How do so many of the dots wind up in the triangles? Particularly among fashion retailers, markdowns are left to various individual buyers and merchandisers. Even those who don't consider this the 'least glamorous' part of their job aren't born number-crunchers.
They're reliant upon inadequate tools—piecing together sell-through rates and price adjustments via cumbersome spreadsheets—without the benefit of real data to guide their decisions. Those stray blue dots at the far reaches of the chart may as well have been determined by a dart board.
When we can simplify these numbers visually, we can help lay the groundwork for a compelling business case and answer commonly asked qualifying questions:
- What would be the advantages of eliminating a significant percentage of the blues?
- What if we could stop taking discounts that aren't moving inventory?
- What if we could get a better grasp of what those items are and be more knowledgeable as we're making changes?
- Would we feel better that we're not just slashing everything when trying to exit the season?
- Would we be more confident in decisions and results when we're stuck in an overstock situation, and need a clear and quick path out of it?

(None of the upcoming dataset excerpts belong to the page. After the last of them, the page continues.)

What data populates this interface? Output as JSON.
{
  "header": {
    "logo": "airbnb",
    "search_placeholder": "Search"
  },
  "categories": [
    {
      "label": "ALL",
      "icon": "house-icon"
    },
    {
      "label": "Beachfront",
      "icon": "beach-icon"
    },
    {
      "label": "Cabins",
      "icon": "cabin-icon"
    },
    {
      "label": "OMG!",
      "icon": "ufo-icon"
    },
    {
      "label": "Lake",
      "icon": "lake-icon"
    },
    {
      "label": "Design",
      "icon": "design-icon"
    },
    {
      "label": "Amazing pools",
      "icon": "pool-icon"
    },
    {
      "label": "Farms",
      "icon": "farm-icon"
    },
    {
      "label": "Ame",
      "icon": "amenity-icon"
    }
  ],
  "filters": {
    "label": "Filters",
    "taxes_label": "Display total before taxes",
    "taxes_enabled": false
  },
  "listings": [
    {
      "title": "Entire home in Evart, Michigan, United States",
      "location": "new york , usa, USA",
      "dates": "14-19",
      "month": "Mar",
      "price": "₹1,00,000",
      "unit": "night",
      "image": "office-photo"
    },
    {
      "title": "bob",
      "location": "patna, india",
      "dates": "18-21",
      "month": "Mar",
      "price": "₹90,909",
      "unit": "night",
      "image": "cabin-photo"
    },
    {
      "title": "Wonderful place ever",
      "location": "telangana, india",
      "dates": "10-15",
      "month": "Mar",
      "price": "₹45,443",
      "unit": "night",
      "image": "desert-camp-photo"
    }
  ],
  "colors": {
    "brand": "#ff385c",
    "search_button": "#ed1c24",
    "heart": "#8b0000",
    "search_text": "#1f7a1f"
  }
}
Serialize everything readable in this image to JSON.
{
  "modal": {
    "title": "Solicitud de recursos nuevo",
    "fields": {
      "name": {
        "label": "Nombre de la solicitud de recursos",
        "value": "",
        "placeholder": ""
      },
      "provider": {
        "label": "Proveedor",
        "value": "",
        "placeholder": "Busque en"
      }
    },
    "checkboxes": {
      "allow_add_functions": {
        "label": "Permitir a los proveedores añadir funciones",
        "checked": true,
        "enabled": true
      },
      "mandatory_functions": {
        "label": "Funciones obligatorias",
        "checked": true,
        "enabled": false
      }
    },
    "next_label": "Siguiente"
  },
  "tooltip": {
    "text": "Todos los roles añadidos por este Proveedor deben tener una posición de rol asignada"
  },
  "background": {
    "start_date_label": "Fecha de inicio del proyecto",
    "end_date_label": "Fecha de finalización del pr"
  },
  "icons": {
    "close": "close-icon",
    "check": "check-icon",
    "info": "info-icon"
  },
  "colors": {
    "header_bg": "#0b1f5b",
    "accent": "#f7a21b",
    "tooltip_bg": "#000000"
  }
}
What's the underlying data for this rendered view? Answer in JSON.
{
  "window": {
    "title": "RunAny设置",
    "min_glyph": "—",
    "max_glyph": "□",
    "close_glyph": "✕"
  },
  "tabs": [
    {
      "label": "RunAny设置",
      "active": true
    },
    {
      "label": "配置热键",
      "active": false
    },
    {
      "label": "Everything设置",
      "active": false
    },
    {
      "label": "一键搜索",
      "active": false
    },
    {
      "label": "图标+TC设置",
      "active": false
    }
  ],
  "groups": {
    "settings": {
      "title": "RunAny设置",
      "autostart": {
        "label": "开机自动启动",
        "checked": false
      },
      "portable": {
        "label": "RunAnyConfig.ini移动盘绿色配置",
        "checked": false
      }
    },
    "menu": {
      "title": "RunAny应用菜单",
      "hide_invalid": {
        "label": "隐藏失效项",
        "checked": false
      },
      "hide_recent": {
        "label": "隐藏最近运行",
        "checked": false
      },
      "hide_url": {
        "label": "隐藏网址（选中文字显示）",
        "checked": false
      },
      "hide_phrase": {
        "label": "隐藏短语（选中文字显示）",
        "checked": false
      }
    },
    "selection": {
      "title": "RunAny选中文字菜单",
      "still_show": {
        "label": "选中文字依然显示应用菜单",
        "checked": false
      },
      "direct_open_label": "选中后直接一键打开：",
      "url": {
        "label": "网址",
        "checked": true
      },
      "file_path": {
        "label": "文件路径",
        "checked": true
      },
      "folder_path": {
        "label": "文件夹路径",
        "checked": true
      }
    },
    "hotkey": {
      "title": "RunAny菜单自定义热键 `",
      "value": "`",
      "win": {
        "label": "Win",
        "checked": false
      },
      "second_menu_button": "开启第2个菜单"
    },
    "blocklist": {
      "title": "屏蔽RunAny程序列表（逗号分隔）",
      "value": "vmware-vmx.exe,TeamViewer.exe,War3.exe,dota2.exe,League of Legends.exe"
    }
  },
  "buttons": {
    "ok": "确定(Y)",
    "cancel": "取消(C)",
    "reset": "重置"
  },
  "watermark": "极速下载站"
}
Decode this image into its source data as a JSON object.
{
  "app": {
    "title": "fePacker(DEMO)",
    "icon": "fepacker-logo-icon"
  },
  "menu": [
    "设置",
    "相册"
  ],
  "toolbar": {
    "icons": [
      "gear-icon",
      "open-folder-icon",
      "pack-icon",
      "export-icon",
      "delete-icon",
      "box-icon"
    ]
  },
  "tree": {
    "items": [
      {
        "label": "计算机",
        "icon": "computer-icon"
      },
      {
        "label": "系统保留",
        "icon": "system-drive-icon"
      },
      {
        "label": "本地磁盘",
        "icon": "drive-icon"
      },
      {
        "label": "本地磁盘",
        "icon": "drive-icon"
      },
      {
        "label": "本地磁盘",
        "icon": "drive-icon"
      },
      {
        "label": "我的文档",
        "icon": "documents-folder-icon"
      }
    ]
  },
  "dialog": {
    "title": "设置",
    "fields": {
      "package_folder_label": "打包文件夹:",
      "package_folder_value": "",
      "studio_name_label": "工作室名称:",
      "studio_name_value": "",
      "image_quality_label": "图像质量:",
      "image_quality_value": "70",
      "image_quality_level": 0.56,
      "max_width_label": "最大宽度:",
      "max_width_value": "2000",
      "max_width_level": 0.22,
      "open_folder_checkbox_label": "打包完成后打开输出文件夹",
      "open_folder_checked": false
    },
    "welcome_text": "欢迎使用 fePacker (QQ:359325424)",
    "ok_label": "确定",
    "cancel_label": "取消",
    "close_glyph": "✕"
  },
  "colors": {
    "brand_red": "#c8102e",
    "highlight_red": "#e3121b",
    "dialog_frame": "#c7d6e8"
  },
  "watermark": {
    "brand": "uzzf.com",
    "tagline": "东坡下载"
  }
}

- What might all those benefits be worth—ROI as well as better allocation of resources?
While any vendor is quick to throw together a demo or pilot, what an AI-driven lifecycle pricing solutions specialist can do for retailers is demonstrate how to increase strategic control of pricing decisions—creating far more green dots than blue—to easily win over any sceptical CFO. In this case, David and his team estimated this retailer could increase revenue by 5% or $3.1m (£2.8m) in sales, with $2m (£1.8m) in margin.
By providing a centralised, data-driven markdown structure, we can free up merchandisers to devote more time to their most important role—looking ahead at next season and choosing attractive new merchandise that ideally never appears on the clearance rack at all.